We strolled along the different merchants and had a closer look at each and every one of them, discovering lots of stuff that was new to us. There was a woodworker, doing all kinds of small stuff, like spoons, rakes, turners for frying and so on. Also, there was a guy making crossbow bolts. He was really skilled, using only period materials and methods. I learned a lot from just watching him. Another guy was a silver smith, with some really nice silver bowls and some jewellry. Elvelüüt Hamborch was selling cloth, there was a spice merchant, a needle maker, a guy making points and laces, a bagpipemaker and – the coolest of them all – a guy making parchment by hand, with period materials and methods. He was tanning hides, scraping them, and doing all sorts of things. Then, when the parchment was finished, he and his wife were copying pictures and pages from original manuscripts, of course with period pigments and inks. It sure is special to watch real craftsmen at work. Also, we met several old friends during the day, and had lots of interesting conversations and catching up.
Then it was time for our grand moments. We geared up in our best armour, loaded up our handgonnes and looked plain grim. It was time for display. One of the guys from MiM was leading the display, and told the audience about different types of armour and weapons. As far as my German is concerned, I thought that he was a good tutor, that really could explain things in a good way. Then it was time to fire the handgonnes. We did a fine job firing and reloading, and shot four times in about a minute, to the audience’s awe. We are getting better by the shot, and we steadily develop new ways to make our reloading more efficient. As soon as all the gunners kan get themselves powder containers and their own ramrods, we will be even better. To be honest, most of the guys don’t have their own stuff, and that really is apalling. A good thing though, is that Alex has made a gonne for himself, and Anders has made two. Just a pity that Anders hardly ever comes along to events…
Afterwards it was time for a brief ”shower” consisting of a bucket full of water thrown over ones head. It sure is hot and heavy to wear armour in the middle of the summer, but then again – such is life in the King’s army. The we went shopping again. We needed stuff for the evnings banquette, where every group makes their own speciality and brings it along to the others. I made Swedish pickled herring from an old family recipe a week before the event, and Johan presented it nicely on one of the big plates we had brought with us. He even decorated it with flowers. Before we carried it to the table, however, we fetched Ronnie from the MiMs – he hade been looking forward to the herring since last year, and I had prepared a special treat for him – a real Scanian/Swedish ”Äggåsillamacka” – a piece of coarse rye bread, with sour cream, chives, a slice of egg and topped with a couple of pieces of pickled herring. I offered him three variations, and served him genuine brännvin spiced according to Swedish tradition. At more festive dinners and celebration it is customary that you drink vodka flavoured with herbs and spice along with your food, especially when eating herring. Ronnie was very pleased, to say the least, and I felt (for once :-)) like a good man.

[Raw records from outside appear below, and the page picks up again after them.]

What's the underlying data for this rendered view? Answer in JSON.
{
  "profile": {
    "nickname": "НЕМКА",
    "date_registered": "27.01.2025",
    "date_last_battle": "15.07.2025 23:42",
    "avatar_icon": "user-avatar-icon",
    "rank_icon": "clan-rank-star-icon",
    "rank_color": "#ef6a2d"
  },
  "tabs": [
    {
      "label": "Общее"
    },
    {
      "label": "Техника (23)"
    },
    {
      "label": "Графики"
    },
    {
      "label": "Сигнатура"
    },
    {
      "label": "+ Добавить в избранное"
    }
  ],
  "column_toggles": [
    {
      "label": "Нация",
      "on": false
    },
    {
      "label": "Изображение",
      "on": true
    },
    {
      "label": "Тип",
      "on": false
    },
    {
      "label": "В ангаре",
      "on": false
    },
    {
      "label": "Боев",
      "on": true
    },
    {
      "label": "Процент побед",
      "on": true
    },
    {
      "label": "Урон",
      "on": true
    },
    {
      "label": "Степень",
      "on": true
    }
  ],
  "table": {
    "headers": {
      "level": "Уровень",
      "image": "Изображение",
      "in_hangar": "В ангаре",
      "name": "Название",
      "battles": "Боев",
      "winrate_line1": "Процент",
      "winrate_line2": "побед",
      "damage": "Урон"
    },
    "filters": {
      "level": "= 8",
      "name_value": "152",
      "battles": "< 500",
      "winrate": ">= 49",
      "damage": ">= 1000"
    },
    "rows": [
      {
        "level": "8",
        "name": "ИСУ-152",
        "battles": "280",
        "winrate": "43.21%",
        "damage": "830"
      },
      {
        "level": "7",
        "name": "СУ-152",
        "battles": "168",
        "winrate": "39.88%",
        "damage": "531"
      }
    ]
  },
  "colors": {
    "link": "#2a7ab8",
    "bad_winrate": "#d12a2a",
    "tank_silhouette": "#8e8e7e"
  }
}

We borrowed a table and a couple of benches from the bagpipemaker, who wasn’t there for the feast, and put our behinds down to enjoy the food. There was lots and lots of food, and I presume we were presented quite a few German treats. Be as it may, it was a fine feast! Historia Peregrini was providing beer and wine, we sang indecent songs, translated word by word by Johan, and our German friends laughed until tears came out their eyes.
The night was closing in, as did the mist. This evening also offered us a total (moon) eclipse, especially beautiful in the fog. Bit by bit, the full moon was being covered with a dark, round shape. Suddenly it was just plain dark, and the mood of the party was changing., maybe not for the worse, but in a special way, for sure. The grass was wet with dew, and I got my blanket to warm my frozen shoulders, as I listened to German jokes and sipped my weissbier. The ladies of our company were especially loud, as they were having a photo shoot with funny faces. I guess we were the last to go to bed that night, together with the Deventer Burgerscap-people, and we slept well until morning.